Patrick Brown says he'll be a 'partner the mayor can depend on'

Ontario PC leader 'open' to helping Toronto repair community housing

Ontario PC Leader Patrick Brown said Monday his government would be a partner that Toronto Mayor John Tory can depend on if it is elected to run the province.

Brown announced seven plans his opposition party will begin working on during a meeting with Tory, including introducing a private member's bill that would allow Toronto Community Housing to refuse to rehouse tenants evicted for criminal behaviour — a hot topic at last week's city council meeting.

He also waded into an emerging battle between Tory and the Liberal government over investments in social housing repairs and future transit projects, one that intensified following the news conference as provincial Transportation Minister Steven Del Duca defended the government's investments in the city, suggesting the mayor has gone too far in his criticism of the budget.

"Toronto needs a partner they can trust and rely on. Who honours commitments that have been made," Brown told reporters. "We will fight for the city of Toronto."

However, Brown declined to make a firm dollar commitment to the city on housing and transit, saying that would be premature at this point. Here are the new suggestions he made:

- Approve the mayor's request to block violent criminals who have been evicted from Toronto Community Housing Buildings from being allowed to re-apply for a TCH unit.

- Streamline development "to increase supply and affordability in the housing market."

- Direct Metrolinx to make SmartTrack fares uniform with TTC fares.

- Commit to regular meetings with Tory. 

Liberal ministers fire back at Tory

At a hastily-called news conference outside the mayor's office, Del Duca said he wanted to "set the record straight" when it comes to the money the province is giving the city.

"The province is providing more than 70 per cent of all the funding needed for the transit that's currently being built, or will be built soon, in the City of Toronto," he said.

Del Duca said he recognizes there's more work to be done, but said it's "premature" for Tory to be calling for funding for future projects that "aren't ready to be built" and don't have a "defined contribution" from the city itself.
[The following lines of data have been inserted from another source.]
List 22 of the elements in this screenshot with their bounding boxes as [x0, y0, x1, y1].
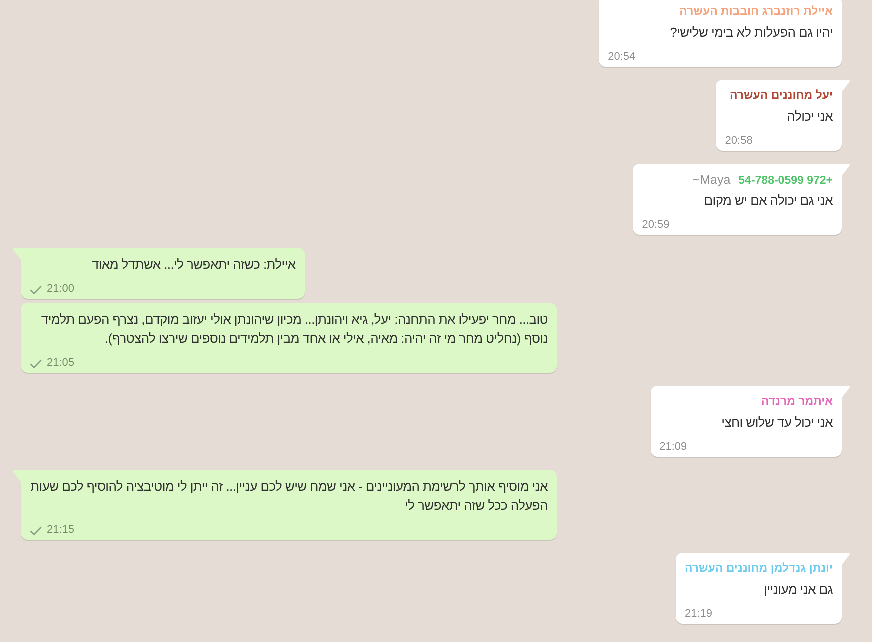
- message-text: איילת: כשזה יתאפשר לי... אשתדל מאוד: [92, 257, 296, 272]
- message-time: 21:15: [47, 523, 75, 538]
- message-time: 21:05: [47, 356, 75, 371]
- message-text: גם אני מעוניין: [764, 582, 833, 597]
- sender-name: יעל מחוננים העשרה: [730, 88, 833, 104]
- message-time: 20:54: [608, 50, 636, 65]
- message-text: אני יכולה: [787, 109, 833, 124]
- message-time: 21:00: [47, 282, 75, 297]
- message-time: 20:58: [725, 134, 753, 149]
- sender-name: איתמר מרנדה: [761, 395, 833, 410]
- sender-push-name: ~Maya: [692, 172, 731, 189]
- message-time: 21:19: [684, 607, 712, 622]
- message-text: אני יכול עד שלוש וחצי: [722, 415, 833, 430]
- message-text: אני מוסיף אותך לרשימת המעוניינים - אני שמח שיש לכם עניין... זה ייתן לי מוטיבציה להוסיף לכם שעות הפעלה ככל שזה יתאפשר לי: [30, 479, 548, 513]
- message-time: 20:59: [642, 218, 670, 233]
- message-text: אני גם יכולה אם יש מקום: [704, 193, 833, 208]
- sender-name: יונתן גנדלמן מחוננים העשרה: [684, 562, 833, 577]
- message-text: יהיו גם הפעלות לא בימי שלישי?: [670, 25, 833, 40]
- message-text: טוב... מחר יפעילו את התחנה: יעל, גיא ויהונתן... מכיון שיהונתן אולי יעזוב מוקדם, נצרף הפעם תלמיד נוסף (נחליט מחר מי זה יהיה: מאיה, אילי או אחד מבין תלמידים נוספים שירצו להצטרף).: [41, 312, 548, 346]
- message-time: 21:09: [660, 440, 688, 455]
- sender-name: איילת רוזנברג חובבות העשרה: [680, 4, 833, 20]
- sender-name: +972 54-788-0599: [738, 174, 833, 189]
Those projects include the Eglinton East LRT, Waterfront LRT and Downtown Relief Line. 

He also accused Tory of "effectively campaigning against sitting Liberal MPPs," at a Toronto Community Housing complex on Sunday, something he called "over the line." 

On housing, Del Duca said the premier and housing minister are in talks with Tory's office.

An open letter from Housing Minister Chris Ballard's office, however, reiterated its ongoing investments in Toronto's affordable housing market in recent years and took a shot at Tory. 

"Instead of pointing fingers like the City is doing today, we need to build on our strong relationship and keep building the fair society we know Torontonians want instead," the letter said. 

Brown opposed Toronto's road toll plan

At last Thursday's budget lockup, Brown criticized the government's move to let Toronto tax hotels and Airbnb rentals — saying it wouldn't be a Liberal government without a new tax — and previously opposed the city's plan to toll the Gardiner Expressway and Don Valley Parkway.

Brown said he would give the city more money by better managing the infrastructure money the province has.

In a news release, Brown also called on Premier Kathleen Wynne to personally intervene to ensure Bombardier vehicles for the Eglinton-Crosstown project are delivered on time. 

Tory, who also recently held a meeting with NDP Leader Andrea Horwath, has said he doesn't intend to endorse a candidate in the next provincial election, but won't hesitate to highlight what parties have ideas that would benefit the city.